Действительно, наш век уже давно требует обновления символов, их “воскресения”, манифестации их смысла, и наша работа претендует на то, чтобы показать, как те или иные символы и идеи религии возникали, возникают и поддерживают своё существование в душах и умах людей. Но главным образом работа посвящена описанию процесса психологических оснований в выборе человеком мировоззрения. Главный интерес здесь отведён, конечно, религиозным взглядам, поданным, впрочем, в самом общем виде. В цели работы не входил теологический анализ религиозных учений. Элементы такового если и появляются в ходе повествования, то носят несистематический и недоказательный характер.

1 Экзистенциальная философия, экзистенциализм, философия жизни (от лат. Existense – существование) - направление философии Х1Х-ХХ веков, считающее главным предметом и целью философии человеческую жизнь, проблемы жизни и смерти, блага, смысла, страдания, бытия и небытия человека.

2 На мой взгляд, философия как метафизика наделена ещё большей отвлечённостью. Естественные науки приносят вполне конкретную пользу, но приносят ли они истину, является спорным утверждением.

3 Вопросы философии №1 за 1995 , стр. 167

4 Редукция – упрощение, сведение к единому началу.

5 Истина желанна, следовательно, блага даже независимо от её конкретного содержания

6 Именно в этом заключается ответ на возможное возражение – «чем тогда философия отличается от поваренной книги, которая также озабочена благом человека?» - только иерархией. Философским мышлением мы определяем место и поваренной книге и отвлечённому познанию в нашем мировоззрении.

7 Имеется ввиду теософия Блаватской, Рерихов, Бейли и т.п., а не В.Соловьёва. Блаватская определяет теософию как любовь к истине.

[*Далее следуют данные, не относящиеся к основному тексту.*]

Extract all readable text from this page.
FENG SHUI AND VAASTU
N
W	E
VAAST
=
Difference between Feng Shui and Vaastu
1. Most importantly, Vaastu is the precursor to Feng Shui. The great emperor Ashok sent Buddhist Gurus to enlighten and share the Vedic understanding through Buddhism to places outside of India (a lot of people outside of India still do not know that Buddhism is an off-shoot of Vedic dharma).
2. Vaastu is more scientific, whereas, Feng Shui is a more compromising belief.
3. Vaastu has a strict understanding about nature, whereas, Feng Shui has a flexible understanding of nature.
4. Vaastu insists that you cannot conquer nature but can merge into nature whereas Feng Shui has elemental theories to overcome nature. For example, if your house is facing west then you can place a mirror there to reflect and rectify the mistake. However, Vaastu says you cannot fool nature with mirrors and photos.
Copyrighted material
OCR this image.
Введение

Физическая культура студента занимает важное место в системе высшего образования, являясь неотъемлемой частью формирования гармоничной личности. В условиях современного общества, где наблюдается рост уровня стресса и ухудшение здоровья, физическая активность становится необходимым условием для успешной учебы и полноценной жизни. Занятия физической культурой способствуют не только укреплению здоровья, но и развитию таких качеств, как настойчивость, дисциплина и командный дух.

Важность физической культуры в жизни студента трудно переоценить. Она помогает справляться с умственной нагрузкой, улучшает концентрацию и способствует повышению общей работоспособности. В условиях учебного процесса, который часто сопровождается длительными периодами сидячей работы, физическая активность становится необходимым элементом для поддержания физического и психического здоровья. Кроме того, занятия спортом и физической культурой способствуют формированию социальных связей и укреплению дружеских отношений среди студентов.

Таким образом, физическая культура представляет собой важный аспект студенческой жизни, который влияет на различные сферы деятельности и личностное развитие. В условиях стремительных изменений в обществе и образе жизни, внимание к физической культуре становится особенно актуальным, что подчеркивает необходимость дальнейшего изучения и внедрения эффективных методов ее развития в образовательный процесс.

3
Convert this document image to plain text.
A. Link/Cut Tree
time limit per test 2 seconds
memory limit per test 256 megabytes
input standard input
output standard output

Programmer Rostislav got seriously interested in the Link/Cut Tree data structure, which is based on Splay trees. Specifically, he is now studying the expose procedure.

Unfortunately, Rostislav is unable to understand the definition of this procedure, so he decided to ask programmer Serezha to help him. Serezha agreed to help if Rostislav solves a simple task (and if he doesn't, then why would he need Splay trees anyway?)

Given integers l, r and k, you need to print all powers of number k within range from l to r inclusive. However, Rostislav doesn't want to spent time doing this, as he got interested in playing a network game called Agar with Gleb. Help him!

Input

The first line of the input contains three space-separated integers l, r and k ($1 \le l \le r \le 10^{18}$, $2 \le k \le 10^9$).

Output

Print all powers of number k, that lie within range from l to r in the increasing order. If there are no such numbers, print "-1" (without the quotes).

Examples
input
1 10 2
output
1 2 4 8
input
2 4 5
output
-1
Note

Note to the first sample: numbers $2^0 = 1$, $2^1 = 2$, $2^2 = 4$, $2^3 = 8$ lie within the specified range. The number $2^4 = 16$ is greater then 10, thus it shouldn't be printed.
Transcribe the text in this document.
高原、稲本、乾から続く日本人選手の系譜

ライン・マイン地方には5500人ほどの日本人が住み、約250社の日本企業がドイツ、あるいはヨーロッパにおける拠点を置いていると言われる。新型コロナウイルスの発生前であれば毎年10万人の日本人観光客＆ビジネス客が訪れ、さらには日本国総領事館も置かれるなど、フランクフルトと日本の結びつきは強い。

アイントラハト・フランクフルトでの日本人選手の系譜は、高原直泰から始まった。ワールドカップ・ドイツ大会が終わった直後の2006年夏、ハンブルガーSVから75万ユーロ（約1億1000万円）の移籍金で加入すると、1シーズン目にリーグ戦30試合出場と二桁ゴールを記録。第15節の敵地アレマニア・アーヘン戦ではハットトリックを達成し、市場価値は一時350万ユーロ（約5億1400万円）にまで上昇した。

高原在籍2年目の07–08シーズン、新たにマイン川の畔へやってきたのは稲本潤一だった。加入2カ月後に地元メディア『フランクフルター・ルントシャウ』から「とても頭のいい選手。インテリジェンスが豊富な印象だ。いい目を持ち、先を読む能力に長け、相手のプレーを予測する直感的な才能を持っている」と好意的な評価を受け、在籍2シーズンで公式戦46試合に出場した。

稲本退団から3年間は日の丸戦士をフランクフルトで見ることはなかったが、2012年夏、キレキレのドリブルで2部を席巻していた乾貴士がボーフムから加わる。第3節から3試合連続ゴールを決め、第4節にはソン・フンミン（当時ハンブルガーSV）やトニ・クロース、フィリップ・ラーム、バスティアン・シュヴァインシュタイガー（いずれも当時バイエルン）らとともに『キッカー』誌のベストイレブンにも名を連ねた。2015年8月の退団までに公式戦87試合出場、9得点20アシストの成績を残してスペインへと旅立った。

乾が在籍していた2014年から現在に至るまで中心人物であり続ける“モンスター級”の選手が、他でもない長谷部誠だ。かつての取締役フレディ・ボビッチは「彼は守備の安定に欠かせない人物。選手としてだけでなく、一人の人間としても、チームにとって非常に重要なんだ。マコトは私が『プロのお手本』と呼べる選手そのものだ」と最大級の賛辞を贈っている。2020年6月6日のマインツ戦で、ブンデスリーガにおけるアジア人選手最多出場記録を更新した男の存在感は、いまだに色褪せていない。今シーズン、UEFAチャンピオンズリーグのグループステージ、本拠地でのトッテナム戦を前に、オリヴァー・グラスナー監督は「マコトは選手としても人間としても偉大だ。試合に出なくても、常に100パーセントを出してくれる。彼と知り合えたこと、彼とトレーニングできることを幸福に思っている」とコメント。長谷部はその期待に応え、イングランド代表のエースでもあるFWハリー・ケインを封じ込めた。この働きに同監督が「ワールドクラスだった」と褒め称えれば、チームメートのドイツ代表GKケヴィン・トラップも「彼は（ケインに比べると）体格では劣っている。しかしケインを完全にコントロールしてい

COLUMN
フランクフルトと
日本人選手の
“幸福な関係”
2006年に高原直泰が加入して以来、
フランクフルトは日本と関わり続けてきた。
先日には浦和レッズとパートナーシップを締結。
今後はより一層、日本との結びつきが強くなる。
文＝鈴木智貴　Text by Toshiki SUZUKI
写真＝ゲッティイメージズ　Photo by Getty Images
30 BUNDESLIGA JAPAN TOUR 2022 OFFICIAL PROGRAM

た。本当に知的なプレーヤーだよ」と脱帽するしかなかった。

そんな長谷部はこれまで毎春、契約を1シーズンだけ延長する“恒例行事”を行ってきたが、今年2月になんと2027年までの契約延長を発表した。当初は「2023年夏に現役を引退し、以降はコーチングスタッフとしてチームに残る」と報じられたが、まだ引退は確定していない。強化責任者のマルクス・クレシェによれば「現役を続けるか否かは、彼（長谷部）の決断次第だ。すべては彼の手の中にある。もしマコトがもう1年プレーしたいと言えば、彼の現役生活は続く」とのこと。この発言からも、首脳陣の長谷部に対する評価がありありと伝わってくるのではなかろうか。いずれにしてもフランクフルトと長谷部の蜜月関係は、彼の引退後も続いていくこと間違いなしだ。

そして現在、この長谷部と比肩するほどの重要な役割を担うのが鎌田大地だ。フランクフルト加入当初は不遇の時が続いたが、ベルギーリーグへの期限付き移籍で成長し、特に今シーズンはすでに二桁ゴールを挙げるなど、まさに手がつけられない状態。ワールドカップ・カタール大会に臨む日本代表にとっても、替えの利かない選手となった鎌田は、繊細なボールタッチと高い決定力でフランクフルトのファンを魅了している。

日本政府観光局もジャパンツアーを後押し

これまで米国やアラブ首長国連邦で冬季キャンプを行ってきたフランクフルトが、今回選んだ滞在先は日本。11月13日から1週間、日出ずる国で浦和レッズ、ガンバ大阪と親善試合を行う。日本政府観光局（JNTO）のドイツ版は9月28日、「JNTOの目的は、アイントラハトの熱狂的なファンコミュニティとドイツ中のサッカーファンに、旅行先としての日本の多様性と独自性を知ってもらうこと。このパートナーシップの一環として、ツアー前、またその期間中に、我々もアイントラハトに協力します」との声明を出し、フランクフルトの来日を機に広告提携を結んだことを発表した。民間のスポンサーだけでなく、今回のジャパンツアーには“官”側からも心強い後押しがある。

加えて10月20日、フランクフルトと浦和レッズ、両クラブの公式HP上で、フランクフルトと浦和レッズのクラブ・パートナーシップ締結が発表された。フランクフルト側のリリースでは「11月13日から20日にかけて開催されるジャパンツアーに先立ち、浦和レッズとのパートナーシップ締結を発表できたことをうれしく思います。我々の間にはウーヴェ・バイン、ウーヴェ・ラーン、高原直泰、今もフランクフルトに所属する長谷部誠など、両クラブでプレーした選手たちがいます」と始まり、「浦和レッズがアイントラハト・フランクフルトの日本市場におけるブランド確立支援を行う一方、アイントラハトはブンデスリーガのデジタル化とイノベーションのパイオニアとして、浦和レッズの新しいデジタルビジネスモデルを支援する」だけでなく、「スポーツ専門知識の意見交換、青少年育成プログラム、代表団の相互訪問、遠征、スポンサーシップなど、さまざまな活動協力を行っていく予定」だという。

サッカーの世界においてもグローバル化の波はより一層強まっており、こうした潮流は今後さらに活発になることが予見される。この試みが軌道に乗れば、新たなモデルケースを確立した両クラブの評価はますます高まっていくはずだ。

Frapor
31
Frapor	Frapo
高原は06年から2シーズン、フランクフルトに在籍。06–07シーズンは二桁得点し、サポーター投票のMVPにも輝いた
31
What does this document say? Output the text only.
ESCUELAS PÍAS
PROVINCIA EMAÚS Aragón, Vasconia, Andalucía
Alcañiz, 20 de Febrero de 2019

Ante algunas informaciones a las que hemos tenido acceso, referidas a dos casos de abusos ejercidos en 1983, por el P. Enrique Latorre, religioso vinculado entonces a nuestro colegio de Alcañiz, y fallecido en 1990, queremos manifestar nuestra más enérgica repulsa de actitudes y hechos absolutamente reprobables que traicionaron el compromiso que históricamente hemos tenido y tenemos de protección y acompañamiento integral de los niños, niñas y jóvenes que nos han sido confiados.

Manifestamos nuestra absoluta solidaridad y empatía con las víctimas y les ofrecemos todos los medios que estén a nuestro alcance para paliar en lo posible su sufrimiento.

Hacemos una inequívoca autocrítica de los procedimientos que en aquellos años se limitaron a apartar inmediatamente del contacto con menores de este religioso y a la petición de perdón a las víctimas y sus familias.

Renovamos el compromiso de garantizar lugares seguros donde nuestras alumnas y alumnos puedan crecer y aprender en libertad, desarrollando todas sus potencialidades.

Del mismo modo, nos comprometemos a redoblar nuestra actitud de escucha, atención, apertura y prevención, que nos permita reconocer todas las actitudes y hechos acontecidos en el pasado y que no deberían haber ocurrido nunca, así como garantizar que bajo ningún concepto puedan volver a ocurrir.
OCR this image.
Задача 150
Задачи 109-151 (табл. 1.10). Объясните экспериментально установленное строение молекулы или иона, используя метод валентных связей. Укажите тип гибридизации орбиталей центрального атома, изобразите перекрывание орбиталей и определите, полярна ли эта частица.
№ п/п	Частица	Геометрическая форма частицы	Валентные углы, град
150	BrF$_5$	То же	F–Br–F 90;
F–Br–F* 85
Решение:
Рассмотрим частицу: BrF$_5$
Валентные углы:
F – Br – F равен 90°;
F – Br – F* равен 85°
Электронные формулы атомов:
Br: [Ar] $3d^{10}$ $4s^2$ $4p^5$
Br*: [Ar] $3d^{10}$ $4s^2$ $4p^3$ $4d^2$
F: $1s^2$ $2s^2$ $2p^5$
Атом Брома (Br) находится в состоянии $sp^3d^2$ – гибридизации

8 Попытка возможного оппонента оспорить предлагаемое мной определение философии выводит нас за границы собственно философии в метафилософскую область, в которой мы и пытались определить, что такое философия. Но в этой области невозможны уже доказательства, так как любое из них предполагает уже ту или иную рациональность. Мы можем здесь лишь указывать на очевидные вещи, данные нам до всякой рационализации – на то, например, что ещё до того, как познавать и определять, мы уже живём и вынуждены поддерживать своё существование, без которого мы не смогли бы и познавать, а потому экзистенциальность, жизненность находится впереди всякой формальности и отвлечённости. Причём изначально любое познание носит прагматический характер – в детстве мы познавали вещи исключительно по той степени приятности-неприятности которую они нам приносят. В пользу моей позиции говорит также всё, что нас окружает, вся действительность, созданная человеческими руками и мыслью – любой предмет, начиная от простейших складок одежды, ручки или клавиатуры на которых мы пишем, домов в которых мы живём, дизайна книги которую читаем, её содержания, машины на которой ездим, космического корабля и многого другого, всё это имеет своей целью благо человека в той или иной его форме. Было бы странно предположить что в этой сплошной утилитарности и прагматичности вдруг объявится нечто полностью отвлечённое и не соотносящееся с желаниями человека, что мы и пытались показать этим метафилософским предисловием.